Zuhause empfahlen mir die Ärzte, nach entsprechenden Untersuchungen, mich einer Bandscheibenoperation zu unterziehen. Das lehnte ich aber strikt ab, da ich grundsätzlich vor Operationen Angst habe, ungewollte Begleiterscheinungen fürchtete und vor allem damals die lange Rekonvaleszenz nicht in Kauf nehmen wollte. Ich suchte stattdessen nach alternativen Behandlungsmöglichkeiten.

Als erstes analysierte ich meine Zeitfahrposition auf dem Fahrrad und stellte fest, dass diese für meine Konstitution zu aggressiv war. Ich legte die Armschalen des Zeitfahrlenkers etwas höher und tauschte den Rahmen aus. Von einem konventionellen Zeitfahrrahmen mit Sitzrohr wechselte ich zu einem Softride-Rahmen. Heute sind diese Räder, wegen ihres hohen Gewichts, aus der Mode gekommen. Mir half diese Innovation damals jedoch, meinen Rücken zu entlasten. Die Softride Konstruktion verzichtete auf ein festes Sitzrohr, verbesserte damit die Aerodynamik und sorgte, über eine gemäßigte Federung einer Carbonschwinge, für geringere Stoßbelastung der Lendenwirbelsäule.

Von einer Physiotherapeutin ließ ich meinen lädierten Rücken zusätzlich nach der sogenannten Dorn-Therapie behandeln. Ich forcierte das Krafttraining für den Rücken und führte tägliche Übungen zum Aufbau meiner Rumpfmuskulatur aus.

Darüber hinaus machte ich selbst Videoaufnahmen von meinem Laufstil und entdeckte, dass ich sehr stark über die Ferse abrollte, was zu enormen Erschütterungen meiner Lendenwirbelsäule führte. Diese Selbstanalyse war für mich die wichtigste Maßnahme von allen. Ich versuchte, meinen Laufstil zu ändern, indem ich mehr über den Vor- und Mittelfuß abrollte. So hatte ich den Erstkontakt zum Boden nicht mehr mit der Ferse, wie es eigentlich Usus im Langstreckenbereich ist, sondern über den Mittelfuß. Sofort bemerkte ich, dass nun meine Fuß- und Wadenmuskulatur als erster Stoßdämpfer fungierte und meine Lendenwirbelsäule und Rückenmuskulatur diese Rolle nicht mehr alleine übernehmen musste. Die Summe aller dieser Maßnahmen brachte eine sofortige Entlastung und ich konnte sogar rasch wieder schmerzfrei trainieren. Das Kapitel Bandscheibenoperation legte ich damit endgültig beiseite.

Schon drei Wochen nach meinem Brasilienaufenthalt und dem abgebrochenen Finish, fand ein weiterer Wettkampf über die Ironman-Distanz in Dresden statt. Ich wollte meine gute Form nutzen und meldete mich an. Zwar war ich nicht sicher, ob ich die neue Lauftechnik schon über einen kompletten Marathon durchhalten würde, aber ich wollte es versuchen und trat hoch motiviert in Dresden an.

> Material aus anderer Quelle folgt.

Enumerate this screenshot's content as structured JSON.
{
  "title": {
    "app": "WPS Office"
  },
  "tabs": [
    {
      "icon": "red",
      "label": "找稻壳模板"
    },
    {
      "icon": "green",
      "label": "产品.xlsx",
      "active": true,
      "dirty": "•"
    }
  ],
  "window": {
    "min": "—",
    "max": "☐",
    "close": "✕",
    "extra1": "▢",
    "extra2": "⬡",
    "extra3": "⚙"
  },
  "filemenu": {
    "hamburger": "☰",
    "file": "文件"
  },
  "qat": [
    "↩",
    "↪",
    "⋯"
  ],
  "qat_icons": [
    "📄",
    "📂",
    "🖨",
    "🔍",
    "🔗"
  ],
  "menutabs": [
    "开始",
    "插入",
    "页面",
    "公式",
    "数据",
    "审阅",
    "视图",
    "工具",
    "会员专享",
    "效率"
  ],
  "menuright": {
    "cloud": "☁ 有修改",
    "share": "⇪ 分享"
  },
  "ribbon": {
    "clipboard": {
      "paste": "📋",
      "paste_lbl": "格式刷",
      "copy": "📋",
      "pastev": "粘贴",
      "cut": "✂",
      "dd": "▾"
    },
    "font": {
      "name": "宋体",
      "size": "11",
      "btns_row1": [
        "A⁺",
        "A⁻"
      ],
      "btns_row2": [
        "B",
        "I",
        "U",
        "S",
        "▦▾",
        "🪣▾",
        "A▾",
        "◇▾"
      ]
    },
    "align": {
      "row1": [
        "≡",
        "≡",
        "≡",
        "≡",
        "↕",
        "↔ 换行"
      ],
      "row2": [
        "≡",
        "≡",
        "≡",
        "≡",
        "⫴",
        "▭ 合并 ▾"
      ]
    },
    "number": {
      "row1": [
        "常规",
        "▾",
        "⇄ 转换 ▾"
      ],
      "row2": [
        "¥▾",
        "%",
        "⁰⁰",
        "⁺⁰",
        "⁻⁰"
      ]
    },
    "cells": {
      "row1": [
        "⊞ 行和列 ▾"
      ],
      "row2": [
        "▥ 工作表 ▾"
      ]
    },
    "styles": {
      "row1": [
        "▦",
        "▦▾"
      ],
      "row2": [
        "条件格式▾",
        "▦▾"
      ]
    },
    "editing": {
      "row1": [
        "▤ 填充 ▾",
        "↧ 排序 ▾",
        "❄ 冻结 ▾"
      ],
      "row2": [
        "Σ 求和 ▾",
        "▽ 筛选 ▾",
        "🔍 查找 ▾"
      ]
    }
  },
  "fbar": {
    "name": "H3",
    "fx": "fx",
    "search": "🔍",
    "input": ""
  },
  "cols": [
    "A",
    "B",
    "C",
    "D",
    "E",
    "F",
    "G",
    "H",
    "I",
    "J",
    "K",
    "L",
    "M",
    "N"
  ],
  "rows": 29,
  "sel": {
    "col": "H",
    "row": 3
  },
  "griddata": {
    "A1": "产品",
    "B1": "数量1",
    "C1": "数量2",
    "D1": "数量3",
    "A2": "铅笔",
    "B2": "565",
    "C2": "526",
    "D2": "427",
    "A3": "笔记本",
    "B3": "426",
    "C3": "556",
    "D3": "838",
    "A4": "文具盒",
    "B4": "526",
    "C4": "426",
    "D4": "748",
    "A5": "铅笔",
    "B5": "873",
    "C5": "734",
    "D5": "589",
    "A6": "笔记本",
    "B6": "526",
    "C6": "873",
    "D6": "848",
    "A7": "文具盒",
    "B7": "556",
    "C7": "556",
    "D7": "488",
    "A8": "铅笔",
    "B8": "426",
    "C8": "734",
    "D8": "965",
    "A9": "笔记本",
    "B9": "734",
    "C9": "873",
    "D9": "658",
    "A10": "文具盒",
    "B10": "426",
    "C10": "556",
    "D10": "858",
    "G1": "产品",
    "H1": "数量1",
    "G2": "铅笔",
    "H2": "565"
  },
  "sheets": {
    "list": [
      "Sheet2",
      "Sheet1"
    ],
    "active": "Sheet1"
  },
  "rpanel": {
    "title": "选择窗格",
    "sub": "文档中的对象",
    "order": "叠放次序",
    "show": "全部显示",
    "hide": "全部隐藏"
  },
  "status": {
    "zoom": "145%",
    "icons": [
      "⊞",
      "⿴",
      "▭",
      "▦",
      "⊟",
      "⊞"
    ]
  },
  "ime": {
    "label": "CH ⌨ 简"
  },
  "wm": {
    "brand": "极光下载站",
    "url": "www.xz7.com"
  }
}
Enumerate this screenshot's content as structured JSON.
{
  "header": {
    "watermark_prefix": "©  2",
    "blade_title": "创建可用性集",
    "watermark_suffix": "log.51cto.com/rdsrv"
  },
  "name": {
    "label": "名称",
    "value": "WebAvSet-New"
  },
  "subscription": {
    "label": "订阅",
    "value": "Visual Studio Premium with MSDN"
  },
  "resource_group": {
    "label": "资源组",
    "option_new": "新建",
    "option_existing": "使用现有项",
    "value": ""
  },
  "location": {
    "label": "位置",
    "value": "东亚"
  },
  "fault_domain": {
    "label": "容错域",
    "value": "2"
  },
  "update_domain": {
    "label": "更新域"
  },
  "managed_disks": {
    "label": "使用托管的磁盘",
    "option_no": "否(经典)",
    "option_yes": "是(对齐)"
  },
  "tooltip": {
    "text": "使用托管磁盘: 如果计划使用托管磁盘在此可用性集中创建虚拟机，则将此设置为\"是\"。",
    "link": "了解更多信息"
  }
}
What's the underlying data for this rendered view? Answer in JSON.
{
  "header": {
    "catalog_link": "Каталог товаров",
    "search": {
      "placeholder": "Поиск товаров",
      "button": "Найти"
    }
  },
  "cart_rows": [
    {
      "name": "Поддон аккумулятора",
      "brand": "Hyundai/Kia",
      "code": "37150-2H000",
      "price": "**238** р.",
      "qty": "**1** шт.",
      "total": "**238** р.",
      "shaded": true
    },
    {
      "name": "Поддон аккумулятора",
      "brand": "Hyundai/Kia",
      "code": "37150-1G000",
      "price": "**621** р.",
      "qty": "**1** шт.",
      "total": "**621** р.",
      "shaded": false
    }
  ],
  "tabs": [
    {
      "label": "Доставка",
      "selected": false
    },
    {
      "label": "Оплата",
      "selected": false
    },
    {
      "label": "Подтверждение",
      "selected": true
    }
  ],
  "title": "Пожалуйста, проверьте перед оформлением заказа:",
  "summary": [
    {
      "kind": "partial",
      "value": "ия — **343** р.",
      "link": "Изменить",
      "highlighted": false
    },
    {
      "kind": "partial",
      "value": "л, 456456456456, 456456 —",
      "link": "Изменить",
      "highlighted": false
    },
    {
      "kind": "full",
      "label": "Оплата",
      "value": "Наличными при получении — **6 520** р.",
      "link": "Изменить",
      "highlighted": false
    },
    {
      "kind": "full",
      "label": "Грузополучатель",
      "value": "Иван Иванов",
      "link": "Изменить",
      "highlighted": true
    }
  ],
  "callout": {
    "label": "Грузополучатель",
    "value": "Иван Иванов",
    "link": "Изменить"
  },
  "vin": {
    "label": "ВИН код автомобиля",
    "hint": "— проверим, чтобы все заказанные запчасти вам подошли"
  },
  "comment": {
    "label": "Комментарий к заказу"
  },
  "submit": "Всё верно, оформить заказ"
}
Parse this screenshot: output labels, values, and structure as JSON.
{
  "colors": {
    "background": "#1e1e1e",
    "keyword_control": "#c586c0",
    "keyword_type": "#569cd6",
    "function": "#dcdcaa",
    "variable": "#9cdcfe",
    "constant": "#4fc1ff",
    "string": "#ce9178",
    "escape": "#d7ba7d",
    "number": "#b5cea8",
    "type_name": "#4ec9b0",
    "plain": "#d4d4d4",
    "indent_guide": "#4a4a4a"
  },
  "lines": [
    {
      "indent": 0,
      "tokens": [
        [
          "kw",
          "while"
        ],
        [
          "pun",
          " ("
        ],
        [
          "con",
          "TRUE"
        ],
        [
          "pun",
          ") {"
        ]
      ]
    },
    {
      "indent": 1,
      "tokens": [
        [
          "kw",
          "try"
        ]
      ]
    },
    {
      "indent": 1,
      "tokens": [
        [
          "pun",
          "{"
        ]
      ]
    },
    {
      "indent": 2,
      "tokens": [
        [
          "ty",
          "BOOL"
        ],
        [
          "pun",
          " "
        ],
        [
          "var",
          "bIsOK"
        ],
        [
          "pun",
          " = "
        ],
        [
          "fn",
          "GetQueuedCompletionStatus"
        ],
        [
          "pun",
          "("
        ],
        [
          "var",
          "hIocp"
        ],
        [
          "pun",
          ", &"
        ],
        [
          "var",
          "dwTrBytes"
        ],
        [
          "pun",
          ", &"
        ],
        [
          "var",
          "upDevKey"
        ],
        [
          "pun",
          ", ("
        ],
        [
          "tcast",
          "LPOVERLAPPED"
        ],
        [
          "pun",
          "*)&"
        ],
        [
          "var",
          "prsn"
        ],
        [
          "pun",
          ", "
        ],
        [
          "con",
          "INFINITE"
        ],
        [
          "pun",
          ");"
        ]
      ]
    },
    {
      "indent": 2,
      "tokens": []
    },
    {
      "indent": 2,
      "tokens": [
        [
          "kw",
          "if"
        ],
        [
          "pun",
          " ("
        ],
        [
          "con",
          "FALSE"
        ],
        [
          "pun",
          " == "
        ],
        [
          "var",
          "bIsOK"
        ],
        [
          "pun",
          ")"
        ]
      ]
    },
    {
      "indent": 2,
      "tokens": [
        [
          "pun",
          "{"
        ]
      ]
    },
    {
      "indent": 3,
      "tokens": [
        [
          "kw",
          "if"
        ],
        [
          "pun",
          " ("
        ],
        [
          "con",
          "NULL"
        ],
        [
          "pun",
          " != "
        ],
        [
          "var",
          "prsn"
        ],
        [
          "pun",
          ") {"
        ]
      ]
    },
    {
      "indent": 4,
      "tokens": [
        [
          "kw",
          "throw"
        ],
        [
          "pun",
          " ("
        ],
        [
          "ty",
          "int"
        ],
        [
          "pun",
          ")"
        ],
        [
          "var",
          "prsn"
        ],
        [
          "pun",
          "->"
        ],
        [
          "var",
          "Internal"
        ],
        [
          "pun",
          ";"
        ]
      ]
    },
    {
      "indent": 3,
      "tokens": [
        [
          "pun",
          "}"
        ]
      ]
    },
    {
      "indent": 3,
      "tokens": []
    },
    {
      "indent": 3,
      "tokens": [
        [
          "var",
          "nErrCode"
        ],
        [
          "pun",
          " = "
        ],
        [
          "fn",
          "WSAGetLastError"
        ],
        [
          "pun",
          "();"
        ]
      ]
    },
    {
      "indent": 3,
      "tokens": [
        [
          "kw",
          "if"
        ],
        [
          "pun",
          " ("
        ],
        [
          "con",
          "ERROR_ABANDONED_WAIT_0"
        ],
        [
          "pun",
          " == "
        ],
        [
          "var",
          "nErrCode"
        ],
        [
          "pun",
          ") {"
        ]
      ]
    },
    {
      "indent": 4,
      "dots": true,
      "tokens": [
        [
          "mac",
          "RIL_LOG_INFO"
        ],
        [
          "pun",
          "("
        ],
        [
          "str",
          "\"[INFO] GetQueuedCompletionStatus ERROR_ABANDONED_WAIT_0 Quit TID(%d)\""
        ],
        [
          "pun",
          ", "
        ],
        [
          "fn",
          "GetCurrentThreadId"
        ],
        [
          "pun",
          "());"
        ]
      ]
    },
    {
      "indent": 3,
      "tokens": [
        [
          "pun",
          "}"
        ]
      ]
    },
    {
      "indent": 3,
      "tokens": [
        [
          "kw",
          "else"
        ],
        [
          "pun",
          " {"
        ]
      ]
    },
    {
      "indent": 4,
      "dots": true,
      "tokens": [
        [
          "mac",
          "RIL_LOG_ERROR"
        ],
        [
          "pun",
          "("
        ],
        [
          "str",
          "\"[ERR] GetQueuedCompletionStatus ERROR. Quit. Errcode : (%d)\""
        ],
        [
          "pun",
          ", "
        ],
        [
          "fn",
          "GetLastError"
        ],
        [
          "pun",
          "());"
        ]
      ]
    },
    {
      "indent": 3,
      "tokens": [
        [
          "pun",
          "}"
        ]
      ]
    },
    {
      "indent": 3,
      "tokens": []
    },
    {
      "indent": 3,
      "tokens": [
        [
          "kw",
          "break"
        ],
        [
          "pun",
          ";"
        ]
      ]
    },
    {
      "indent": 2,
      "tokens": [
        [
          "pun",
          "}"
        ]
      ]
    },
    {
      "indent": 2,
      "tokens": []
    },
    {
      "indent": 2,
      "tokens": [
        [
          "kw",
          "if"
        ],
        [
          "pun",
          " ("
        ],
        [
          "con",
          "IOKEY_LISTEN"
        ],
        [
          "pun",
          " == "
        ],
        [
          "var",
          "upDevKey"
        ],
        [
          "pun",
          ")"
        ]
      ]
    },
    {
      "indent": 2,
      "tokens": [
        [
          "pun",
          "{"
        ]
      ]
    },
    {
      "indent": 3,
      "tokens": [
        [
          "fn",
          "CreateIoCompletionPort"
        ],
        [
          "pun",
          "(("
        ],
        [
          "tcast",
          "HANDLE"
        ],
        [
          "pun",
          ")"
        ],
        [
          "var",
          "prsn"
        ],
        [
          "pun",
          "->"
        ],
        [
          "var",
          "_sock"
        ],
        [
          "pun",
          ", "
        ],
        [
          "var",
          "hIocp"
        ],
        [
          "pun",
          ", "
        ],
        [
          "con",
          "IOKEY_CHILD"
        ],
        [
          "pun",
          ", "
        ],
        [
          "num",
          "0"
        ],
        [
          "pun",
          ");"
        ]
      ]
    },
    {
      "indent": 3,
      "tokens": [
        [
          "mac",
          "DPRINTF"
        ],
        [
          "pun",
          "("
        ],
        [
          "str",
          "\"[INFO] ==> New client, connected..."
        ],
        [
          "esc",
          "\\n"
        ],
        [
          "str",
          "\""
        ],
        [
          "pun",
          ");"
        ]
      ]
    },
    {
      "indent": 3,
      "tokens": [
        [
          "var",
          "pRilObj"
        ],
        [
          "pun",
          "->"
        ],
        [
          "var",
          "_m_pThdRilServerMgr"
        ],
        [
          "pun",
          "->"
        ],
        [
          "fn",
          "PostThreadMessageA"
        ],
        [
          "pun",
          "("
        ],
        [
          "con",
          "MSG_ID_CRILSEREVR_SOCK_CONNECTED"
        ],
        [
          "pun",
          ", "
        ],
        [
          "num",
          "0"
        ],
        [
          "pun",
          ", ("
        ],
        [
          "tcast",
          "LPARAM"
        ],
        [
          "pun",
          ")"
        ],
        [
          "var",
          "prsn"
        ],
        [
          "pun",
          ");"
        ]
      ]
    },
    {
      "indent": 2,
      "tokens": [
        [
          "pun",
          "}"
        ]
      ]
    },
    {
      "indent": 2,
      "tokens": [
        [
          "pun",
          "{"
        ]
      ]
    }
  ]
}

In Dresden kam ich mit neuer Schwimmbestzeit aus dem Wasser und hielt mich beim Radfahren bewusst zurück, um meine Laufstärke im Marathon voll entfalten zu können. Ich ging mit einem Rückstand von 20 Minuten auf den Führenden als Vierter vom Rad. Als dieser führende Athlet mich aber auf der Radstrecke überholt hatte, erkannte ich sofort, dass er kein wirklicher Läufertyp war und ging zuversichtlich auf die Laufstrecke. Auf den ersten zehn Kilometern hörte ich in mich hinein und stellte fest, dass mein neuer Laufstil durchzuhalten war und meinen Rücken, wie erhofft, entlastete. Minute um Minute konnte ich aufholen und war bei Kilometer 30 schließlich vorne. Ich war mir sehr sicher, dass ich das Tempo durchhalten und den Wettkampf gewinnen konnte – und so geschah es auch. Nur zwei Wochen nach dem Brasiliendebakel und nur eineinhalb Wochen nach der ärztlichen Empfehlung zur Bandscheibenoperation, konnte ich meinen ersten Ironman-Wettkampf gewinnen.

Obwohl ich anschließend psychisch und physisch ziemlich ausgepowert war, beschloss ich wenige Wochen später, beim neu entstandenen Ironman in Frankfurt an den Start zu gehen. Die Regenerationszeit war mit fünf Wochen zwar deutlich zu kurz, aber der Reiz des Wettkampfes, der zum Teil über meine Trainingsstrecken in der Wetterau führte, war einfach zu groß. Demzufolge erlag ich dem Reiz und ging an den Start. Durch den Erfolg in Dresden hatte ich genügend Selbstvertrauen getankt, war zwar nicht vollständig erholt, aber durch die vielen bekannten Gesichter an der Frankfurter Strecke hoch motiviert. In allen Disziplinen gelang mir ein konstantes Rennen, sodass ich mit Platz sieben in der Gesamtwertung ein erfolgreiches Finish hinlegen und zusätzlich ein, in Brasilien noch verpasstes, Preisgeld gewinnen konnte.